Julia, since 30% of stolen girls in foster homes were sexually abused – )and the same in adoptive homes incidentally) - and by comparison, you can count the number of child sex abuse cases found in the latest intervention on the fingers of a leper’s hand – then your question doesn’t make sense does it !! ??

then of course there was the “boy in the suitcase” incident recently, where I think I argued police and/or DoCS should have intervened, don’t think you backed me up on that occasion- as I recall. But I concede that’s another story

Julia said:
As Disarray and others have said, the 'stolen generation' were not removed out of any sense of malevolence but in the genuine belief that their chances of a better life would be increased by so doing. Imo we are doing the current generation of abused children a dreadful disservice by leaving them in the hands of abusers.

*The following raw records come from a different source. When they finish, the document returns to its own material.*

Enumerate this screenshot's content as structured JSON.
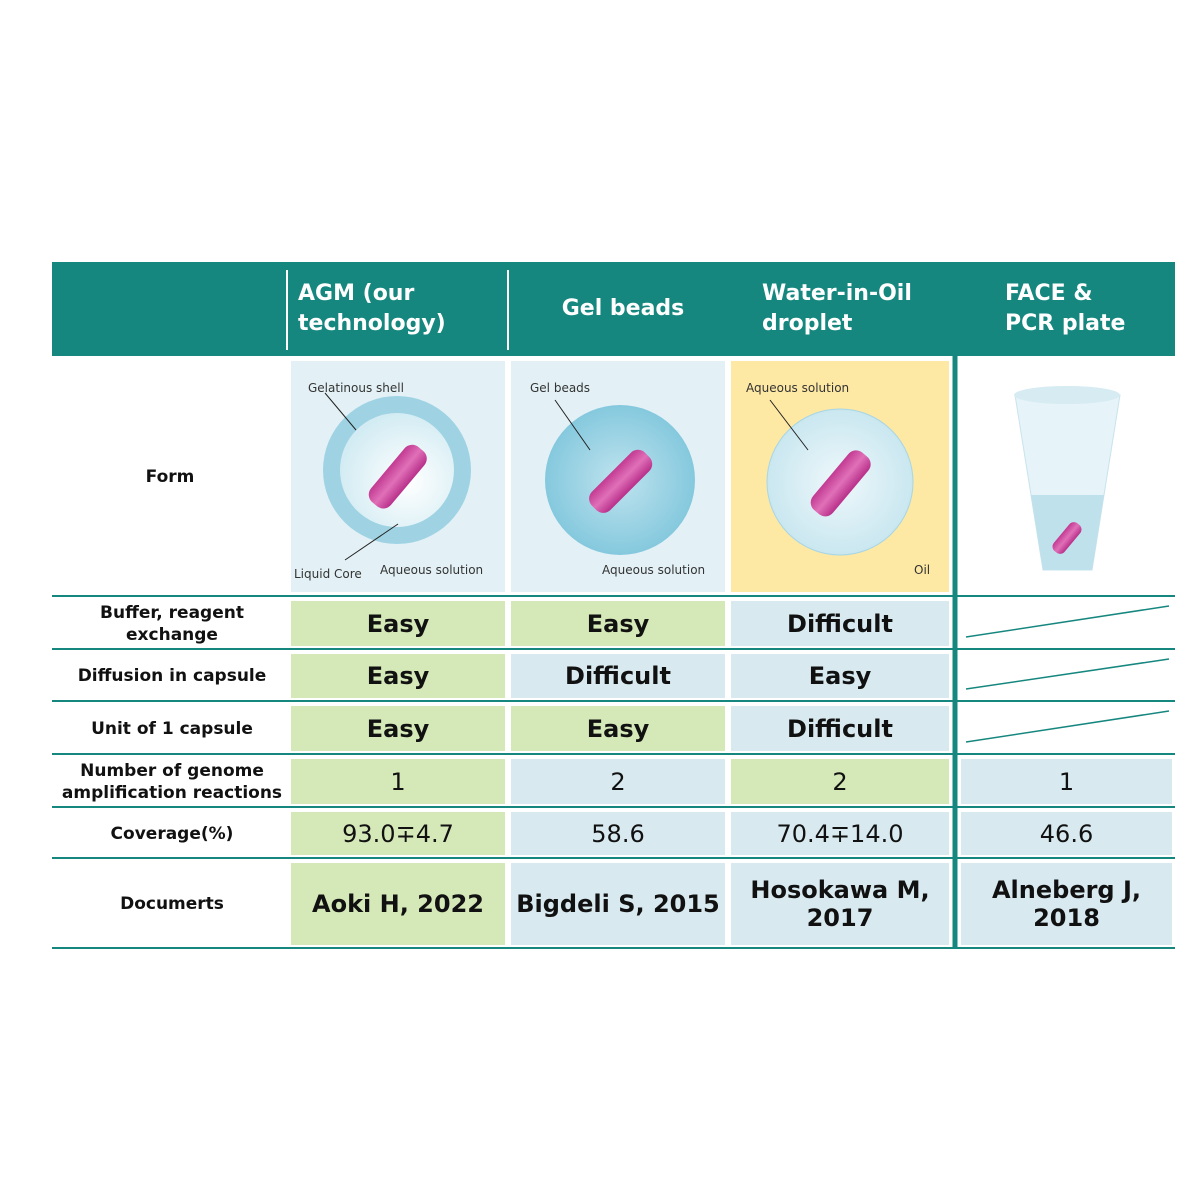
{
  "header": {
    "columns": [
      "AGM (our technology)",
      "Gel beads",
      "Water-in-Oil droplet",
      "FACE & PCR plate"
    ]
  },
  "form": {
    "label": "Form",
    "agm": {
      "shell": "Gelatinous shell",
      "core": "Liquid Core",
      "solution": "Aqueous solution"
    },
    "gel": {
      "beads": "Gel beads",
      "solution": "Aqueous solution"
    },
    "droplet": {
      "solution": "Aqueous solution",
      "oil": "Oil"
    }
  },
  "rows": [
    {
      "label": "Buffer, reagent exchange",
      "cells": [
        "Easy",
        "Easy",
        "Difficult"
      ]
    },
    {
      "label": "Diffusion in capsule",
      "cells": [
        "Easy",
        "Difficult",
        "Easy"
      ]
    },
    {
      "label": "Unit of 1 capsule",
      "cells": [
        "Easy",
        "Easy",
        "Difficult"
      ]
    },
    {
      "label": "Number of genome amplification reactions",
      "cells": [
        "1",
        "2",
        "2",
        "1"
      ]
    },
    {
      "label": "Coverage(%)",
      "cells": [
        "93.0∓4.7",
        "58.6",
        "70.4∓14.0",
        "46.6"
      ]
    },
    {
      "label": "Documerts",
      "cells": [
        "Aoki H, 2022",
        "Bigdeli S, 2015",
        "Hosokawa M, 2017",
        "Alneberg J, 2018"
      ]
    }
  ]
}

Whilst I respect your point of view, you do tend to be big on the emotive stuff and very light on the practicalities and outcomes.

Malevolence? – mmm, cat of 9 tails has gotta be getting close .

Julia - try reading some of those quotes - but better still , go to that website - because there are many many more such stories.

That is the evidence in all this.

Your conjecture about how they were treated - well to be honest , it's inaccurate.

Since the basic tenet in your argument falls over , so does the rest of your argument. so try to read some of those stories.

This is not about speculating about how they'll spend their money - it's about righting a wrong.

Some of those stories are recent. I was 20 + years old when they were still being stolen and whipped in institutions. Makes me sick.

http://www.austlii.edu.au/au/special/rsjproject/rsjlibrary/hreoc/stolen/

What outcome will saying sorry achieve? - like I said, it will start to address the injustice - start to mend the racial mess we are in - recognise that these people were SERIOUSLY badly treated - and go partway to compensating the individuals involved.

Sadly only a token gesture (whether or not it is "sorry", or "sorry plus compensation")
 
3. I am not happy for compensation to be paid if it is simply going to be spent on grog, four wheel drive vehicles, etc etc. This is why I asked you how you thought any compensation should be paid and what it should be expected to achieve.
I think this issue is quite a beat up. Judges simply don't give compo out if there is any hint of alcoholism. In my personal experience, and of seeing a lot of other people's compensation claims (my clients), the most absurd things get trotted out, and are usually reasons for a reduction or non payment of compensation. In my case, one of the reasons they didn't want to pay up, was because I had been horse whipped by police at a war protest. F*ck knows what that has to do with someone going through a stop sign, and f*ck knows how they even found that out! All I was after was medical expenses.

To get any sort of compensation, judges will look at many things. If you have any drug or alcohol problems, you wont get anything. If you have a checkered employment history, it will reduce it significantly. If you can't prove you have attempted to get help for the problems complained about, or shown financial hardship for trying to access these things, you wont get anything. I doubt many of these people who want compensation will fit the criteria needed. But if they have, if they have a decent employment history, have sort help, don't have alcohol or drug problems, then I'd say most people here would be pretty compassionate towards that.

But I've said this previously. Compensation wont solve anything. Because no doubt, many will fail the criteria above, and wont get anything. And then of course you have the claims of a racist justice system etc etc. But yeah, even smokers will have compensation payments reduced. The level that some of these get down to is really crazy when you hear about them fairly regularly. And I think in previous cases, stolen generation compensation claims have been thrown out of court.